The madeleine is a traditional small cake from France. Madeleines are very small sponge cakes with a distinctive shell-like shape acquired from being baked in pans with shell-shaped depressions.
These delicate and delicious little French butter cakes called Madeleines are light as air with a crisp edge and soft melt in your mouth crumb throughout. They’re scallop-shaped delights made complete with a light dusting of powdered sugar.
These delicate, buttery cakes will float right into your mouth and are the perfect accompaniment to a cup of tea or coffee.
- Preparation time: 20 min
- Resting time to chill: 1 hour
- Baking time: 10-12 minutes
- 100g Unsalted Butter (1 stick)
- 2 large Eggs at room temperature
- 100 g or 1/2 cup granulated Sugar
- 1 teaspoon Lemon Zest
- 1 teaspoon Vanilla Essence
- 100 g or 1/2 cup+ 1tablespoon All-Purpose Flour(Maida)
- 1/4 teaspoon baking powder
- 1 pinch Salt
- Powdered Sugar as required for dusting
Melt the butter in a small pot over medium low heat until brown.
Browning the butter will add a lovely flavour to the madeleines . Cook the butter until it takes on a caramel colour, stirring occasionally.
Once browned pour the butter into a bowl and allow to cool. I added 1 tablespoon more soft butter to hot brown butter, as during browning some residue was left to the bottom of the pan.
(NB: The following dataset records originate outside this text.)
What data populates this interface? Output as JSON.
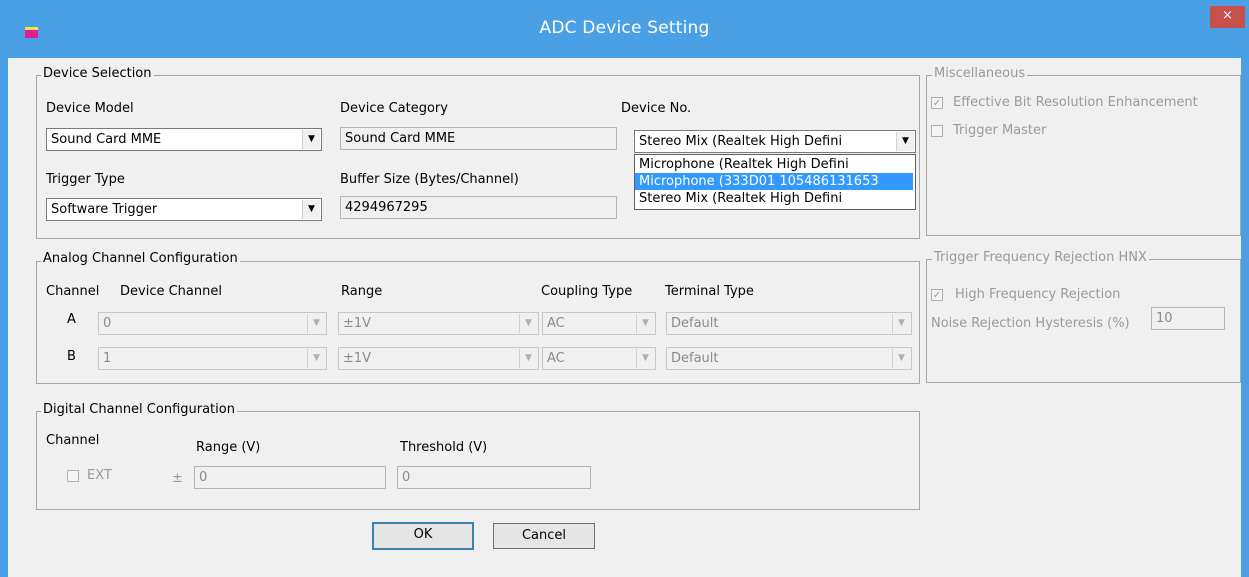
{
  "window": {
    "title": "ADC Device Setting",
    "close_glyph": "×"
  },
  "device_selection": {
    "title": "Device Selection",
    "device_model": {
      "label": "Device Model",
      "value": "Sound Card MME"
    },
    "device_category": {
      "label": "Device Category",
      "value": "Sound Card MME"
    },
    "device_no": {
      "label": "Device No.",
      "value": "Stereo Mix (Realtek High Defini",
      "options": [
        "Microphone (Realtek High Defini",
        "Microphone (333D01 105486131653",
        "Stereo Mix (Realtek High Defini"
      ],
      "highlighted_index": 1
    },
    "trigger_type": {
      "label": "Trigger Type",
      "value": "Software Trigger"
    },
    "buffer_size": {
      "label": "Buffer Size (Bytes/Channel)",
      "value": "4294967295"
    }
  },
  "miscellaneous": {
    "title": "Miscellaneous",
    "ebre": {
      "label": "Effective Bit Resolution Enhancement",
      "checked": true
    },
    "trigger_master": {
      "label": "Trigger Master",
      "checked": false
    }
  },
  "analog": {
    "title": "Analog Channel Configuration",
    "headers": {
      "channel": "Channel",
      "device_channel": "Device Channel",
      "range": "Range",
      "coupling": "Coupling Type",
      "terminal": "Terminal Type"
    },
    "rows": [
      {
        "channel": "A",
        "device_channel": "0",
        "range": "±1V",
        "coupling": "AC",
        "terminal": "Default"
      },
      {
        "channel": "B",
        "device_channel": "1",
        "range": "±1V",
        "coupling": "AC",
        "terminal": "Default"
      }
    ]
  },
  "trigger_freq": {
    "title": "Trigger Frequency Rejection HNX",
    "hfr": {
      "label": "High Frequency Rejection",
      "checked": true
    },
    "noise_label": "Noise Rejection Hysteresis (%)",
    "noise_value": "10"
  },
  "digital": {
    "title": "Digital Channel Configuration",
    "channel_label": "Channel",
    "range_label": "Range (V)",
    "threshold_label": "Threshold (V)",
    "ext": {
      "label": "EXT",
      "checked": false
    },
    "pm": "±",
    "range_value": "0",
    "threshold_value": "0"
  },
  "buttons": {
    "ok": "OK",
    "cancel": "Cancel"
  }
}
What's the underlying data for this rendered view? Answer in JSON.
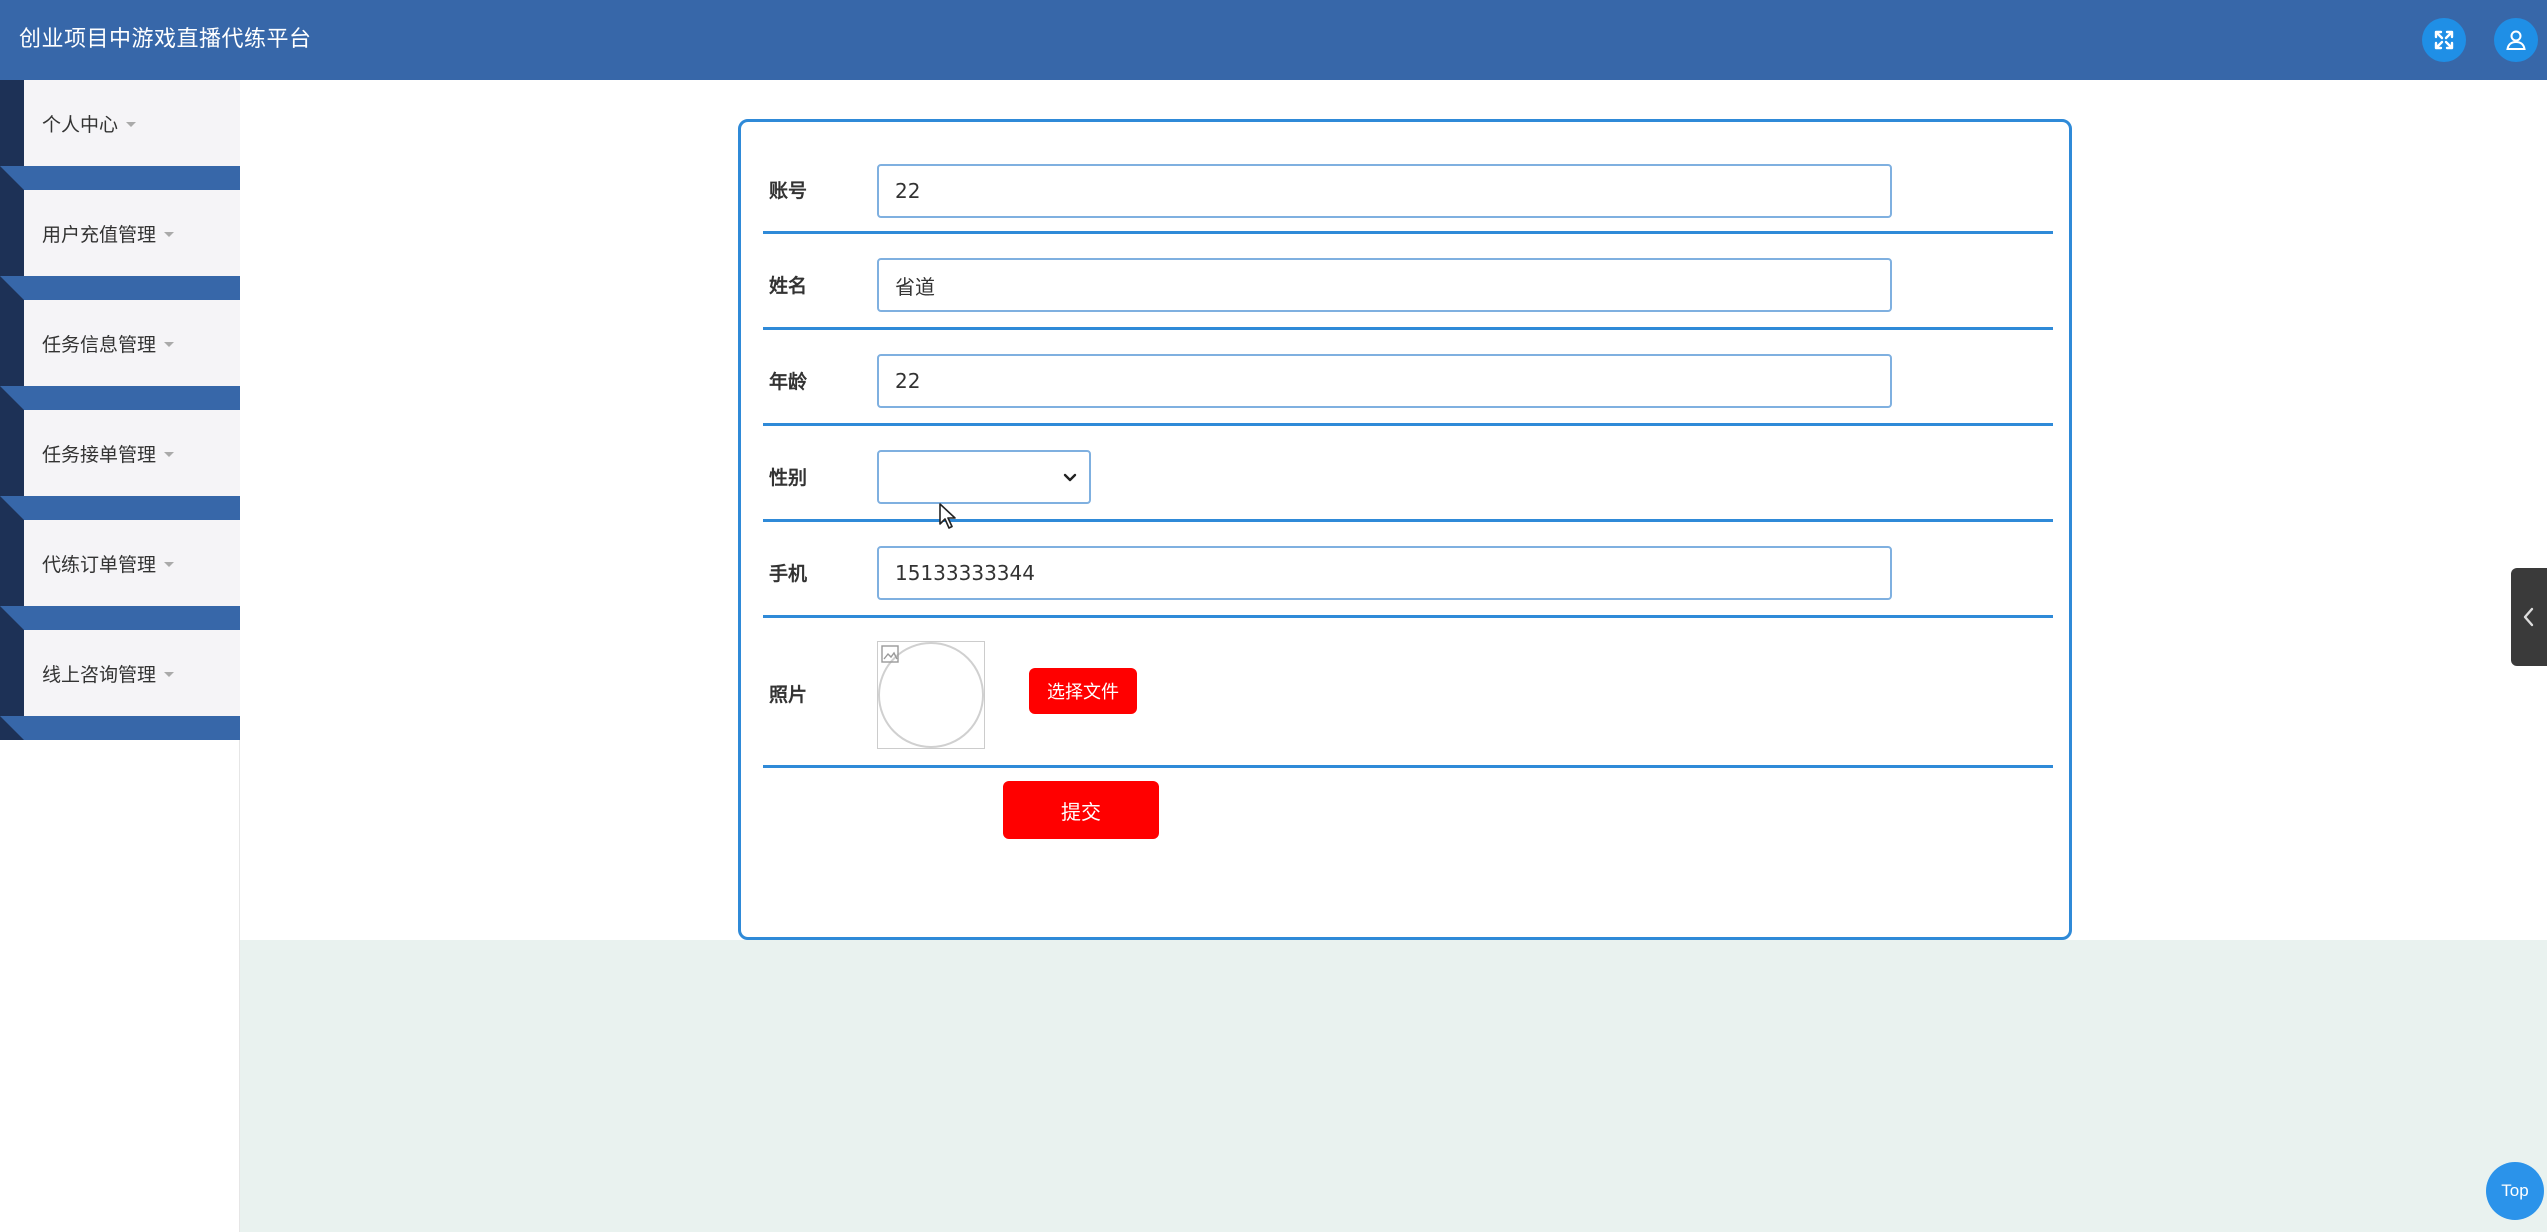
{
  "header": {
    "title": "创业项目中游戏直播代练平台",
    "fullscreen_icon": "fullscreen-icon",
    "user_icon": "user-icon"
  },
  "sidebar": {
    "items": [
      {
        "label": "个人中心"
      },
      {
        "label": "用户充值管理"
      },
      {
        "label": "任务信息管理"
      },
      {
        "label": "任务接单管理"
      },
      {
        "label": "代练订单管理"
      },
      {
        "label": "线上咨询管理"
      }
    ]
  },
  "form": {
    "account": {
      "label": "账号",
      "value": "22"
    },
    "name": {
      "label": "姓名",
      "value": "省道"
    },
    "age": {
      "label": "年龄",
      "value": "22"
    },
    "gender": {
      "label": "性别",
      "value": ""
    },
    "phone": {
      "label": "手机",
      "value": "15133333344"
    },
    "photo": {
      "label": "照片",
      "choose_label": "选择文件"
    },
    "submit_label": "提交"
  },
  "floating": {
    "top_label": "Top"
  },
  "colors": {
    "header_bg": "#3767a9",
    "sidebar_dark": "#1d3156",
    "accent_blue": "#2f8ad8",
    "danger_red": "#ff0000",
    "content_bottom": "#e9f2ef"
  }
}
Sift the flour, salt, and baking powder into a bowl then whisk together and set aside.
Add the eggs and sugar to a large mixing bowl .
Using an electric hand mixer, beat on high until the mixture is a light yellow color with a thick silky texture, about 8-9 minutes. You’ll see the beater leave trails when it’s ready.
You can use your stand mixer fitted with a whisk attachment also to make the batter.
Mix in the vanilla and lemon zest toward the end.
Fold in sifted flour mixture gently and in 2-3 batches. At this point it’s important to treat your batter with care as you don’t want to pop all the tiny bubbles that have been formed during whisking eggs.
The batter should be smooth and flowing.
Pour the melted butter into your batter and fold in until combined.
The final batter should be smooth and silky with flowing consistency.
Now cover the surface of the batter with plastic to avoid forming layer on the top.
Keep in the refrigerator for an hour to chill the batter.
Brush your Madeleine pans with butter. Place pans in the refrigerator to chill.
Preheat oven to 180 degree Centigrade.
Place chilled batter in each shell-shaped mould upto half filled.
If you don’t have Madeleine mould use small cup cake moulds.
Bake them at 180 degree Centigrade for about 10-12 minutes or until edges starts browning.
Allow to cool in pans for a few minutes before removing to cool completely. Dust the cooled cakes with powdered sugar if desired.
These Madeleines are light and airy cakes, not cookies. They’re best the day of but if you’re storing leftovers then make sure to seal them in an airtight container.
They are so light and airy.
TIPS FOR THIS RECIPE
Measure your flour correctly! Adding too much flour to the recipe is the most common mistake. So measure correctly and use flour in batches. If you fill that batter is getting thicker, stop adding flour.
In case you fill that batter is little thick, add 1 or 2 tablespoon of room temperature milk to adjust consistency.
Be gentle with your delicate batter. Fold flour gently so that air bubbles of the batter remain intact.
If your madeleines don’t have that characteristic hump on the back, they will still be scrumptious. So don’t stress about it.